Tonke Dragt
The Towers of February
In 2004, Tonke Dragt won an award for the best children’s book of the previous five decades: De brief voor de koning (The Letter for the King, 1962). However, she received most fan mail for De torens van februari (The Towers of February, 1973), the incomparable sciencefiction story that according to Dragt herself is perhaps her ‘best’ book.
The book’s large number of fans were probably won over by its classic diary form. Dragt pretends, most convincingly, that she is only the bearer of a found manuscript, which she has presented in a readable form and provided with footnotes. This clever, carefully employed literary technique increases the illusion of authenticity, confusing and intriguing the reader and creating a sense of ‘this-really-might-all-be-true’. The exciting literary thought-experiment upon which the story hinges is the idea that other worlds might exist: mirrored worlds whose different time dimensions intersect every leap year between 29 February and 1 April, creating a moment when it is possible to step from one world into another, as long as the right word, which Dragt keeps secret, is spoken.
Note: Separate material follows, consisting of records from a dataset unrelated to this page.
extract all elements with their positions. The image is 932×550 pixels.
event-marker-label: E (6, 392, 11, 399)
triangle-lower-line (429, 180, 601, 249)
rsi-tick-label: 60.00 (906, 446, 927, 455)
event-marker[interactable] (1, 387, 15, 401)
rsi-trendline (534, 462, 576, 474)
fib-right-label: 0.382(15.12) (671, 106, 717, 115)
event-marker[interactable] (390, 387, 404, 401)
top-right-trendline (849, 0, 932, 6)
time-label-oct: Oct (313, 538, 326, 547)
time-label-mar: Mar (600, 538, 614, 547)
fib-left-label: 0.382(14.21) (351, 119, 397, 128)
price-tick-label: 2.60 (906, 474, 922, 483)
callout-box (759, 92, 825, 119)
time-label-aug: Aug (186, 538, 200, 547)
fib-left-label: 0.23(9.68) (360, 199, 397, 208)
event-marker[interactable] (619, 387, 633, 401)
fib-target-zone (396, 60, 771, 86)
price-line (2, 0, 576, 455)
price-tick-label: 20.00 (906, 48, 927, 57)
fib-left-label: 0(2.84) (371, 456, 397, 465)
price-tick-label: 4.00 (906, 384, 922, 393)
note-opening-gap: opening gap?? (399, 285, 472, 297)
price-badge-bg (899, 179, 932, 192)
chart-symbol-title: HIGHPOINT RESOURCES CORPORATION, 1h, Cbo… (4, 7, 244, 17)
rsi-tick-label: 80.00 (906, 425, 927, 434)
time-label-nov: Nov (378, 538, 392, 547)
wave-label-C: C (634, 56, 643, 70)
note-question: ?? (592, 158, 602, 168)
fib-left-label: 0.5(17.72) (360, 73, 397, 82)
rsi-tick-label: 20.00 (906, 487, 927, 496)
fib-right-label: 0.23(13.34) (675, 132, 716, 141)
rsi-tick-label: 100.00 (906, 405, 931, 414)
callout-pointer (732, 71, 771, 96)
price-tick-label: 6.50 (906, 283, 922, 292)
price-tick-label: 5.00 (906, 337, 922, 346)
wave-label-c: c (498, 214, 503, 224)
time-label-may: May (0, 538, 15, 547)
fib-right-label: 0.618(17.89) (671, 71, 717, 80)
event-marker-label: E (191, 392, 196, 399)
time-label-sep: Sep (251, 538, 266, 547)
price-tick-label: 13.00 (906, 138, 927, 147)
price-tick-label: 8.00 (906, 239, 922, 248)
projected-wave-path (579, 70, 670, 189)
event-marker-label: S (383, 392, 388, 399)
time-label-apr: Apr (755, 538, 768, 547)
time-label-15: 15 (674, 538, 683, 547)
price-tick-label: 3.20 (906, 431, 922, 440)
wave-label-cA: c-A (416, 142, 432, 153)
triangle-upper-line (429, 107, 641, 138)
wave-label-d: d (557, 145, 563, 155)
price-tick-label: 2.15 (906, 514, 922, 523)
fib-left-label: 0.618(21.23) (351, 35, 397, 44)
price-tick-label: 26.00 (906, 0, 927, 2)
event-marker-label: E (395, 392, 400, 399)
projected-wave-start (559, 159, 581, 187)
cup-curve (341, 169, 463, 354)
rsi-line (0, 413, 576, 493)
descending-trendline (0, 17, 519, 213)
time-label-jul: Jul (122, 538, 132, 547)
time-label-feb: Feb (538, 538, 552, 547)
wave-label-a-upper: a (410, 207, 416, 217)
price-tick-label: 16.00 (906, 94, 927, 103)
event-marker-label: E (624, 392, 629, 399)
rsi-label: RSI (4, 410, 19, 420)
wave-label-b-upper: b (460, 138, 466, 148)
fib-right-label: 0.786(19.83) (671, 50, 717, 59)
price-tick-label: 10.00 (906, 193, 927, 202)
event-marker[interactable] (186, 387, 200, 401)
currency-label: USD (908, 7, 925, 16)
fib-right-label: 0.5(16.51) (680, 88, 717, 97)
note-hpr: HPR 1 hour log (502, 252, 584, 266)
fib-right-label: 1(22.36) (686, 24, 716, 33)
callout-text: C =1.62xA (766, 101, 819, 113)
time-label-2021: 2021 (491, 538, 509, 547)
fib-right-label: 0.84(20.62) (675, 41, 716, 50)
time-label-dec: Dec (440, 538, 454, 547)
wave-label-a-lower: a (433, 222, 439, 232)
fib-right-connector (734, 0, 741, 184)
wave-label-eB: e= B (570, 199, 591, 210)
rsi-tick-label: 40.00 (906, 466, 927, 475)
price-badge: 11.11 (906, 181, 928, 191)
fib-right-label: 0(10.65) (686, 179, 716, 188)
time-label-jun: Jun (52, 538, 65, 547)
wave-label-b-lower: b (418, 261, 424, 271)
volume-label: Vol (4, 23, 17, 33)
Fourteen-year-old Tom Wit succeeds in doing this, following the old scholar Thomas Alva. However, the consequence is a loss of memory. And so when he arrives in ‘world X’ at the beginning of this astonishing story, Tom doesn’t know who or where he is. In the vivid, familiar language of a diary, Tom provides an evocative four-part account of his quest to find his identity, the actual theme of the book, supplemented by notes added by Alva, newspaper clippings about his disappearance and a letter to his brother.
Helped by the diary entries that he wrote in our world, in mirror writing that he first has to decipher, Tom, who feels incomplete, manages to rediscover his past, together with Alva. Does Tom then decide to leave ‘world X’, where the failings of our society appear not to exist? Or does he choose for the here and now of ‘world X’ and for Téja, his great love? Although Dragt presents her speculations in a postscript, these questions remain unanswered. Because ‘the correct answer’ and ‘the truth’ don’t exist – as anyone who reads the wonderful, philosophical De torens van februari will wholeheartedly agree.